I found that the world is a different place after the sun goes down.  Things that I had assumed looked a certain way suddenly showed themselves to me again, and I was hooked.  That first night led to another, and another.  In those early days, I found myself obsessed with single image astrophotography and long exposures that captured light and motion simultaneously.  Gradally, I’ve branched out, and now I even take some photos in the daytime.  A lifelong attraction to flight set me to exploring “drone” photography, putting my camera in the air.  Now nearly a quarter of the photos I take are captured this way. I’ve been fortunate enough to travel extensively in search of dark skies and interesting subjects – I’m proud of my photos from New Mexico, California, Greenland and Iceland, and hope that they can communicate even a little bit of the thrill of discovery I experienced getting them.  That said, I always return home with ideas that I can apply to my favourite subjects here in Hamilton. 

I’ve been honoured by Photo Life and Hamilton magazines, whose editors have chosen to display my work on their covers.  I’m especially proud to have had my photo used as the core image in the City of Hamilton’s “Unstoppable” campaign, as well as the bid to attract an Amazon facility to my hometown.  I speak frequently to people who share my passions for photography and astronomy, because I’m always eager to share what I’ve learned and to see the perspectives of others.

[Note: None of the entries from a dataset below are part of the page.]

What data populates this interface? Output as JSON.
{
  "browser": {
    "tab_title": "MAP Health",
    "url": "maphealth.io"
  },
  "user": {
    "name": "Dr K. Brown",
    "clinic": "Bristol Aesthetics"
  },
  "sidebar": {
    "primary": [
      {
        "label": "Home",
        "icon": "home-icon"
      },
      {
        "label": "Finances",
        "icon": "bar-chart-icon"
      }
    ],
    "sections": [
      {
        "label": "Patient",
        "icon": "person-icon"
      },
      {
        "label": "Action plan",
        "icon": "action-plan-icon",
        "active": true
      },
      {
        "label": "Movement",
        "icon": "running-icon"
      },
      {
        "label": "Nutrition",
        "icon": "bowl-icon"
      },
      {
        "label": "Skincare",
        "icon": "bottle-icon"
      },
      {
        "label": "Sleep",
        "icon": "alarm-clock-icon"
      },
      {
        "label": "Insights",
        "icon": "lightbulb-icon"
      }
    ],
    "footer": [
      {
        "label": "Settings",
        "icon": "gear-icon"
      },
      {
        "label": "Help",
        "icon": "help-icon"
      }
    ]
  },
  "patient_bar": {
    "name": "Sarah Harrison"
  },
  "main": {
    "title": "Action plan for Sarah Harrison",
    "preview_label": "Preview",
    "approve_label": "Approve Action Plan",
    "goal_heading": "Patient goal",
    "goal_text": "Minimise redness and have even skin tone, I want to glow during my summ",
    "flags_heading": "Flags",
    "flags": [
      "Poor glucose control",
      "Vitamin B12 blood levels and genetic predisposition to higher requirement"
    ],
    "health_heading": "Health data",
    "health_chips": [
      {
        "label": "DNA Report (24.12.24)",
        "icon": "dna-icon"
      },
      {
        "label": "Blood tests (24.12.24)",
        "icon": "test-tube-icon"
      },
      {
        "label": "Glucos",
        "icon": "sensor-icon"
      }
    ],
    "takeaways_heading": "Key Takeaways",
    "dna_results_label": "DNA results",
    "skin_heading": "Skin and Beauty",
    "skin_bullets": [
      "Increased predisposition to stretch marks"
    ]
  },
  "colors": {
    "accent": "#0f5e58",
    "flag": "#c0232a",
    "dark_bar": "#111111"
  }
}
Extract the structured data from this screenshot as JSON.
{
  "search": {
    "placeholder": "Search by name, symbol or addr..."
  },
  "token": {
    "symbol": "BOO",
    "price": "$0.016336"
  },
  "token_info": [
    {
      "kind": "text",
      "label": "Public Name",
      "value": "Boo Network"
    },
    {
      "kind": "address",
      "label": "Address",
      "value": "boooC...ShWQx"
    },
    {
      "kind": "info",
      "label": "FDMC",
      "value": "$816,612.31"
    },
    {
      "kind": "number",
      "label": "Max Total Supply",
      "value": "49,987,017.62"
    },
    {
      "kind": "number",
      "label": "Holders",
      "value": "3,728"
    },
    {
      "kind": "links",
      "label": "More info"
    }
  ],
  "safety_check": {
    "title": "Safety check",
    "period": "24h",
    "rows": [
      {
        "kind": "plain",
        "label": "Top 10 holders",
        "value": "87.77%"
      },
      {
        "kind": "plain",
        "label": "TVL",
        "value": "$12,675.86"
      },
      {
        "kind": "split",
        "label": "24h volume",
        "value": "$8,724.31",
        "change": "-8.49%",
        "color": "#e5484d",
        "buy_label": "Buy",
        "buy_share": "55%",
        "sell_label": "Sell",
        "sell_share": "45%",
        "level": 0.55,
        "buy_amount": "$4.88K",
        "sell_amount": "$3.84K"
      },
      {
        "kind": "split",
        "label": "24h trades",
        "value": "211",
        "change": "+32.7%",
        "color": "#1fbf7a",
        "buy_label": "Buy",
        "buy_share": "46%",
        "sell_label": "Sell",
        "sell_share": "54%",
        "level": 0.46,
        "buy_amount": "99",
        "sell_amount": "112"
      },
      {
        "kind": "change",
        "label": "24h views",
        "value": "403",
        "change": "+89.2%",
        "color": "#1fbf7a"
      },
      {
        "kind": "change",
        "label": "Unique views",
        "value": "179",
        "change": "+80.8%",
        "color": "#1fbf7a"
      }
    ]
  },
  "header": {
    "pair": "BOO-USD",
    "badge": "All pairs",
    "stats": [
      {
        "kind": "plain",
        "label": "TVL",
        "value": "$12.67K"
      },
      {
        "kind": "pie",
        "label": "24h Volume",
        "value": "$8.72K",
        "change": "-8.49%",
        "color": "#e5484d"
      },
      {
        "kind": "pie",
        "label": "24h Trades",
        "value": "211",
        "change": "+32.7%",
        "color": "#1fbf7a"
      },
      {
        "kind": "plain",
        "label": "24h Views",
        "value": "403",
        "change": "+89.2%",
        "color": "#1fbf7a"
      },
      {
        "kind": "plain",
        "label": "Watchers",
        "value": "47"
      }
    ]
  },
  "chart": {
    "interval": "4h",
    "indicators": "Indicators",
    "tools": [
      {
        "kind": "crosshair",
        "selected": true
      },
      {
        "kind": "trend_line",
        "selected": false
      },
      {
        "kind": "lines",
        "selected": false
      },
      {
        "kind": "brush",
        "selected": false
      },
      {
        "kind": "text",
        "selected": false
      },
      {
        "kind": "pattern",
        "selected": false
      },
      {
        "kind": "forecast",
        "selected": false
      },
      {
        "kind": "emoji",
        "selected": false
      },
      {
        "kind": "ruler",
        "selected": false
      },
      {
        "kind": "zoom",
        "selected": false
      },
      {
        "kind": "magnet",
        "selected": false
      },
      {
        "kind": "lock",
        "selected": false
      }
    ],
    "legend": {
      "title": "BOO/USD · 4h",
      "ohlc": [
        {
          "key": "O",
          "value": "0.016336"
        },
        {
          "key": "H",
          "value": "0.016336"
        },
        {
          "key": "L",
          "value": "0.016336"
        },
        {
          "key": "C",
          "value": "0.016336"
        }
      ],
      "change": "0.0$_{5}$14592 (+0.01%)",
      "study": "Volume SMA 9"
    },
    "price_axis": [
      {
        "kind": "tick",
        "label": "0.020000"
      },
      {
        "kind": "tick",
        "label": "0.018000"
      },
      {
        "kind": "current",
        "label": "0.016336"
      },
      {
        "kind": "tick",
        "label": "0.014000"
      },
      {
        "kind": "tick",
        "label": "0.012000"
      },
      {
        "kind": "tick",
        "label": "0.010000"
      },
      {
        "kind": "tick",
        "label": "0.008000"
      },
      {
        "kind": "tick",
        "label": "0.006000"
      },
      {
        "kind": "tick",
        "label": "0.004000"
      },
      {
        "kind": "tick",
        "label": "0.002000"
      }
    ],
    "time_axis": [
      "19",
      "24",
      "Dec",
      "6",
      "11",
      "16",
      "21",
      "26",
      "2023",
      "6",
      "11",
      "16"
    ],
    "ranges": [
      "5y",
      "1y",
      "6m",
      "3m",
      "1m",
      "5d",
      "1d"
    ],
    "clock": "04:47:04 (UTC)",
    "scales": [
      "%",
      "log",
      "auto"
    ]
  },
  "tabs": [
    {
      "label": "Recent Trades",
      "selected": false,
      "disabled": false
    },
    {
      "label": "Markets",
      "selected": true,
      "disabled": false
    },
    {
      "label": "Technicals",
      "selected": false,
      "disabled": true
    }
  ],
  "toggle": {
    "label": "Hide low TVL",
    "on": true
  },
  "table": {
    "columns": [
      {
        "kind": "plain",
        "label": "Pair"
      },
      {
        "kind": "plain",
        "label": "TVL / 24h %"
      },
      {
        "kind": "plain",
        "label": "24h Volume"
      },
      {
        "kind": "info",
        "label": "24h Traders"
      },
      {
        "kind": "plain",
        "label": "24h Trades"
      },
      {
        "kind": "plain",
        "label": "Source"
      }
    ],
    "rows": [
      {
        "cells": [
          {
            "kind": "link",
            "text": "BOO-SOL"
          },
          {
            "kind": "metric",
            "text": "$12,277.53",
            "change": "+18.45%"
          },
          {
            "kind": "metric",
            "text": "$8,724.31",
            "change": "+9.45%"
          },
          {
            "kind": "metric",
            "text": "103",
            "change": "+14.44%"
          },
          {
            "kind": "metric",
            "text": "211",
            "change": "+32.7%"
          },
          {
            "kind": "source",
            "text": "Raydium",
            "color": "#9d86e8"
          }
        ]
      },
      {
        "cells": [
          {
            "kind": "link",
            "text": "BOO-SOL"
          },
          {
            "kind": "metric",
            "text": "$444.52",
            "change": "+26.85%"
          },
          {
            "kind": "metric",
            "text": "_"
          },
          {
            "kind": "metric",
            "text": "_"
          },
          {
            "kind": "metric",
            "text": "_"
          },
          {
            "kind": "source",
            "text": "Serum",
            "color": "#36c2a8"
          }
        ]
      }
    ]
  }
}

It has been a privilege to show my work frequently, and to sell my photos to clients who display them for many people to see.  The attention is flattering, but it’s not what keeps me taking pictures.

Really, it’s the subtlety of light and colour that turns everyday subject matter into extraordinary photographs that fuels me.  It feels like magic.

My kids don’t need me to put them to bed anymore, but you’ll still often find me heading out at night after the house gets quiet, chasing starlight again.